Кончил он советом, — переделать статью, т.е. «на западных все примерах»… Но я уже утомлен был, раз написав на эту тему, — и мне не «смоглось» перерабатывать вторично.

* * *

Теперь я не сказал бы многого, в статье сказанного; не сказал бы особенно отдельных выражений, но по местам — и целых страниц. Вообще с 1895 года так — много переменилось, — переменилась особенно наша психология, что как-то самый тон статьи странен, чужд уху, уху и авторскому. Но я думаю — есть в ней мысли верные. В ту же пору, — пору самодовольной и единовластительной бюрократии, — статья и совсем была права и уместна. Теперь, когда бюрократия «села», — я вставлю две о ней заметки, отвечающие, по моему, нашему времени: 1) бюрократия все-таки очень много сделала и делает. Правда, вперед она государства и не ведет и не может повести. Но когда в статье, я ссылаюсь на Альфреда Вел., на Карла Вел., — то смиренный почтовый чиновничек может сказать: «Позвольте, ваш Альфред Великий не будет доставлять писем на дом, а я — доставляю». «История — не только движение вперед, но и — status quo, без коего невозможна гражданственность, удобства, комфорт обывателя, жизни, городов, губерний, целой России. Этого не сделает ни Альфред Великий, ни — писатели. Не сделают баре, не сделает ленивый обыватель. Это сделаем мы, серые рабы серой действительности. Мы вовсе не выдуманы и не явились в истории, как Deus ex machina [Бог из машины (лат.)]: мы — нужны, и жизнь без нас никак не могла бы обойтись. Иное дело — поставить нас иначе, другим способом организовать: это — уже не наше дело. Ведь мы только служим. И мир без нашей службы не может обойтись, по крайней мере теперешний мир. Ну, а в работе, службе — и кой-какая добродетель».

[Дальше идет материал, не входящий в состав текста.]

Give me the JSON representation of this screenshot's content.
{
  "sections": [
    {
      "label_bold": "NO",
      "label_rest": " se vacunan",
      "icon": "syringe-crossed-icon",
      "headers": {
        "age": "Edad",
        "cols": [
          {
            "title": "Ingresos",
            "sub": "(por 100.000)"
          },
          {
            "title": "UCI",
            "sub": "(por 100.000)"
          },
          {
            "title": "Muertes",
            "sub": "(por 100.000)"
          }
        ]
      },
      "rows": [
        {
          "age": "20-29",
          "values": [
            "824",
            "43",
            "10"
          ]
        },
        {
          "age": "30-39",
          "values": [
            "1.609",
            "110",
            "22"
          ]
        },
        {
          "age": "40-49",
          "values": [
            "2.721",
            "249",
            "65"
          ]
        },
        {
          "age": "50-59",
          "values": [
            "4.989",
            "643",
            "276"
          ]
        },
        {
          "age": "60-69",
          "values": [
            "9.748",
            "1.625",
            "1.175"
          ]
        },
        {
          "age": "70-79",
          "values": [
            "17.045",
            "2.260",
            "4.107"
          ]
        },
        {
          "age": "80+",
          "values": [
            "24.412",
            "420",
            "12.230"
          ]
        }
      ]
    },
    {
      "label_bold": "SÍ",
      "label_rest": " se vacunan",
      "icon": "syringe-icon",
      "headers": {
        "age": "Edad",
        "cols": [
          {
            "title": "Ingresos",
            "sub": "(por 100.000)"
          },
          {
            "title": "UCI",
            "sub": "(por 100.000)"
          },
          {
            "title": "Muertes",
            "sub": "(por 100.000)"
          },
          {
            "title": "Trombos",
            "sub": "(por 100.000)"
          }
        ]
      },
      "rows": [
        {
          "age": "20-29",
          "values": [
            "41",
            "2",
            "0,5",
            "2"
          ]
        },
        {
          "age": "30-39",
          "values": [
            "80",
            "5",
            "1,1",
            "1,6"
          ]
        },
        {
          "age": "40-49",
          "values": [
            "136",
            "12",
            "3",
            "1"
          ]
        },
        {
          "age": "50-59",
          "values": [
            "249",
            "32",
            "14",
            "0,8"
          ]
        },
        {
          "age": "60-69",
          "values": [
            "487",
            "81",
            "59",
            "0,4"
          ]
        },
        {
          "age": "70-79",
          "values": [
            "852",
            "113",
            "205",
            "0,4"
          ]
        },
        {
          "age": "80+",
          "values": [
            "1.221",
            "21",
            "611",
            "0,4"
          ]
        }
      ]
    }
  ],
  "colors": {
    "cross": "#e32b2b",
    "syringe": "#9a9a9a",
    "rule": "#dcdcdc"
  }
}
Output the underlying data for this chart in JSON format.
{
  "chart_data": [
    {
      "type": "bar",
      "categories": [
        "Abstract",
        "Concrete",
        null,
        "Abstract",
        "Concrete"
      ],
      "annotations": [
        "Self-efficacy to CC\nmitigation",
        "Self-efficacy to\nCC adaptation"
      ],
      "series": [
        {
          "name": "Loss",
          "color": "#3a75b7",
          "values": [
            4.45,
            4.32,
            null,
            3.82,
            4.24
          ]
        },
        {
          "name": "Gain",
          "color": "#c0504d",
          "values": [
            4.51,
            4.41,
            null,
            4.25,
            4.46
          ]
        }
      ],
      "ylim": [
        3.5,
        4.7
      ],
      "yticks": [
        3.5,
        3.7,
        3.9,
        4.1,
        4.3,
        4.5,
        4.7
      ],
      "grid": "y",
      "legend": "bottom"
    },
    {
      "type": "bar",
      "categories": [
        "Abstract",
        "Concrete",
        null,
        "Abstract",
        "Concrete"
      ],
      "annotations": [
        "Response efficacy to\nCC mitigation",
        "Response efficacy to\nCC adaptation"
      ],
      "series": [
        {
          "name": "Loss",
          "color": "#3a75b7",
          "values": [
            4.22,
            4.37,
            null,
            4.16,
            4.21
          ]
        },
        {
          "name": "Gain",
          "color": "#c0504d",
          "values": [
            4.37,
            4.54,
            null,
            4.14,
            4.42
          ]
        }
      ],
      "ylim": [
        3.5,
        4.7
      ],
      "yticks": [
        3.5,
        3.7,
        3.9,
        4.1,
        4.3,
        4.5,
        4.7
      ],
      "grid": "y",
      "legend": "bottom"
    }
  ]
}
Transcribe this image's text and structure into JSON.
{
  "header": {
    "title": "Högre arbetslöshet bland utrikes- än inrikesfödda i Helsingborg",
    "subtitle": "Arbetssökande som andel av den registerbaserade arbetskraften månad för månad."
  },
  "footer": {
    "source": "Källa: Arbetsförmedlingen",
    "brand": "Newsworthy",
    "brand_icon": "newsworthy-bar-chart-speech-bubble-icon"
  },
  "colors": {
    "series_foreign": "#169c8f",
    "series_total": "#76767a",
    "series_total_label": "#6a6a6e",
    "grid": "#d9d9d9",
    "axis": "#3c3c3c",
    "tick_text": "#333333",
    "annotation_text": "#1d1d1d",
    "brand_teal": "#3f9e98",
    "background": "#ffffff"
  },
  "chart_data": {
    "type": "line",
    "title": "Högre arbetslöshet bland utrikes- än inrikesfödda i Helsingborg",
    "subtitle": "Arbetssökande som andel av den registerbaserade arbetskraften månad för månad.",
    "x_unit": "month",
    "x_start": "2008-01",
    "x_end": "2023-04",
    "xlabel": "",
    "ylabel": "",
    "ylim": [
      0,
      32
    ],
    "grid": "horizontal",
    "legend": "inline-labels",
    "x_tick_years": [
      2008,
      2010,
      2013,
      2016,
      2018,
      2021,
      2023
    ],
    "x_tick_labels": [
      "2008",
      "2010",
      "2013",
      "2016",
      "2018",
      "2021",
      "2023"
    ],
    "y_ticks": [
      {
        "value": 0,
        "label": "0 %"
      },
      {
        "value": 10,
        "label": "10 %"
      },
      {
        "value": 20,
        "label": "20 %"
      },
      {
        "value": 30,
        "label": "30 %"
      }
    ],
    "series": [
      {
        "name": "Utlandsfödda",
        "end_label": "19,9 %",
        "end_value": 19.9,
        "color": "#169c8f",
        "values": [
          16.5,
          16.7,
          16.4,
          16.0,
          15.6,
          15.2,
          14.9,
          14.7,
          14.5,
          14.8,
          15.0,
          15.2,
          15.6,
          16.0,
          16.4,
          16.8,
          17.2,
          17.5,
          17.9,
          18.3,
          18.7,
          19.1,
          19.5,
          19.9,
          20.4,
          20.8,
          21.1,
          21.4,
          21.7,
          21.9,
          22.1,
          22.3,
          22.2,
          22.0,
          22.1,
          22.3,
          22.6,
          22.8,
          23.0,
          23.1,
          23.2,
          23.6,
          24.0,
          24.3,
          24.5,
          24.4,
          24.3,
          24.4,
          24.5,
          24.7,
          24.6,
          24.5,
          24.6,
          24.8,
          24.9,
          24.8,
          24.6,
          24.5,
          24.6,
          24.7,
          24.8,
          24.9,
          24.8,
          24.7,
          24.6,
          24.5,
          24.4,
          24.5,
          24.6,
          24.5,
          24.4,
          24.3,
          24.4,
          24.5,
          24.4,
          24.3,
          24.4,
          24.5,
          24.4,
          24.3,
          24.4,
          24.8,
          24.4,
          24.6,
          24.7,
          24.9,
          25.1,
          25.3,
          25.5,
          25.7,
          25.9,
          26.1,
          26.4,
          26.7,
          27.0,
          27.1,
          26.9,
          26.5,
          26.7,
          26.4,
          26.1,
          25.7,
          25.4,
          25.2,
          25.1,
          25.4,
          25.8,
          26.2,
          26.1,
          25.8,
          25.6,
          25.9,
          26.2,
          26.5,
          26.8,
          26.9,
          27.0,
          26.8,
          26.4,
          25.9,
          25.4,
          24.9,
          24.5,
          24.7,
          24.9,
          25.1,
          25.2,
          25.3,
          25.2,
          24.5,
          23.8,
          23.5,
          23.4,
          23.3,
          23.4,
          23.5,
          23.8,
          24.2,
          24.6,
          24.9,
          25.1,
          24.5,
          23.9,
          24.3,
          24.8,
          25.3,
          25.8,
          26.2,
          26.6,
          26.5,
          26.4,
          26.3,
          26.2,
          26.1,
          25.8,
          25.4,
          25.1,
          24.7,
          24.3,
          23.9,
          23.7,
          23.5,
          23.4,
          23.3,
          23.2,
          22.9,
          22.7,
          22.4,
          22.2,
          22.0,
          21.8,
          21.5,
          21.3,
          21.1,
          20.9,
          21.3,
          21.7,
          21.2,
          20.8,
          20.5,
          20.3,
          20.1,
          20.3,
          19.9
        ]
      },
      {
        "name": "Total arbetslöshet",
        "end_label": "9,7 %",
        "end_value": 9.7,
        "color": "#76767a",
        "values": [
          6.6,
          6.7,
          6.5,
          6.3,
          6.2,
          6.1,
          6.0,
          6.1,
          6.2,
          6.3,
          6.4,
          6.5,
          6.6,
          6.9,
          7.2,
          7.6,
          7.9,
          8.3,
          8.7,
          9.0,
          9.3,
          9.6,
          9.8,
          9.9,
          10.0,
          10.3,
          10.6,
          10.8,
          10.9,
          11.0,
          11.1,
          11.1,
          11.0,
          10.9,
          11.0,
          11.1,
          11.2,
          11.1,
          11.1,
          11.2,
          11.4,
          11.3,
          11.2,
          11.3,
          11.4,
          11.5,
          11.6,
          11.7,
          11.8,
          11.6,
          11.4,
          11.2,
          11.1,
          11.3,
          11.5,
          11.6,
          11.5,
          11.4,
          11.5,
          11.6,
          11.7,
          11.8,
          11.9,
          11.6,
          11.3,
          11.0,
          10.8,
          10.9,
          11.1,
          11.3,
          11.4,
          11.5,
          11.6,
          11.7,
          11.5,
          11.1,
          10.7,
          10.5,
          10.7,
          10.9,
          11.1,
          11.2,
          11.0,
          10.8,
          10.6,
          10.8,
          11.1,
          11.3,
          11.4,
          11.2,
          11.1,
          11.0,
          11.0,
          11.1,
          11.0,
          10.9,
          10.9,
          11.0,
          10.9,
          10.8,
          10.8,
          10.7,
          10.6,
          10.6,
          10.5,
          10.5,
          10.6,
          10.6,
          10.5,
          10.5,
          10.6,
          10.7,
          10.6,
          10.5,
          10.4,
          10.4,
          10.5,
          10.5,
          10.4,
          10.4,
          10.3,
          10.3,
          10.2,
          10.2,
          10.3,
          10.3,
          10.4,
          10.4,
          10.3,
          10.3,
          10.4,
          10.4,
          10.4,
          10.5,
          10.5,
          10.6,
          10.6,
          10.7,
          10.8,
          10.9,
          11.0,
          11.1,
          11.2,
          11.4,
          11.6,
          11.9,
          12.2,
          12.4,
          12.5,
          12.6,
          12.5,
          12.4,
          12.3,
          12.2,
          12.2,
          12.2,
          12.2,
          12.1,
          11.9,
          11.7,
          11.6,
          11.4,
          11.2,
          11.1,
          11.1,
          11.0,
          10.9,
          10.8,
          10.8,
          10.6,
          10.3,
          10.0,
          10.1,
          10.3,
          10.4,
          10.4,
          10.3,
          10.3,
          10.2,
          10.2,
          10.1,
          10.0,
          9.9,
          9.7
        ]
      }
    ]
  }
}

— Дайте, все-таки, орденок, — сыронизирую я над Мефистофелем. Но отвергнуть все-таки некоторую правоту и большую силу Мефистофеля — никак не могу.

«Архей» новых времен…

Ну, пусть читатель думает о нем, что знает.

Статья перепечатана с вырезанной в 1895 г. статьи без всяких поправок и сокращений, — копировально. И издается для «сохранения памяти» в очень офаниченном числе экземпляров. Линейки сбоку — пометки доброй памяти К. П. Победоносцева. Должен заметить, что статья вызвала большое сочувствие в покойном моем друге и покровителе Н. Н. Страхове. Вызвала сочувствие и других, но дорого было сочувствие только Н. Н. С-ва. Он ее и корректировал, ничего не изменив.

СПб., 25 августа 1912 г.


Мрежи иные тебя ожидают, иные заботы…

Пушкин

Вообще говоря, есть представление, что Главный Штаб наш занят непрестанным изучением условий защиты своего отечества и приемов нападения; что это — многоголовый, многоглазый, дорого оплачиваемый механизм, имея который Россия может дремать спокойно, без опасения быть разбуженной не вовремя лязгом оружия и, главное, не быть захваченной врасплох. Имея это горделивое и успокаивающее представление, я был очень удивлен, когда — в один из тревожных дней после кончины покойного Государя — в моих руках очутилась бумага следующего содержания:

«ГЛАВНЫЙ ШТАБ

Отдел по передвижению войск. 24 октября 1894 г.

В Департамент Железнодорожной отчетности

Вследствие отношения Департамента от 8-го сего октября за No 10 621, Главный Штаб имеет честь уведомить, что требуемые для приложения к полисам о застраховании скреплений Новороссийского завода, отправленных в Узун-Ада, две гербовые марки по 80 коп., представлены Правлением Российского общества страхования кладей и погашены 20-го сего октября. Начальник отдела Генерального Штаба генерал-лейтенант Головин».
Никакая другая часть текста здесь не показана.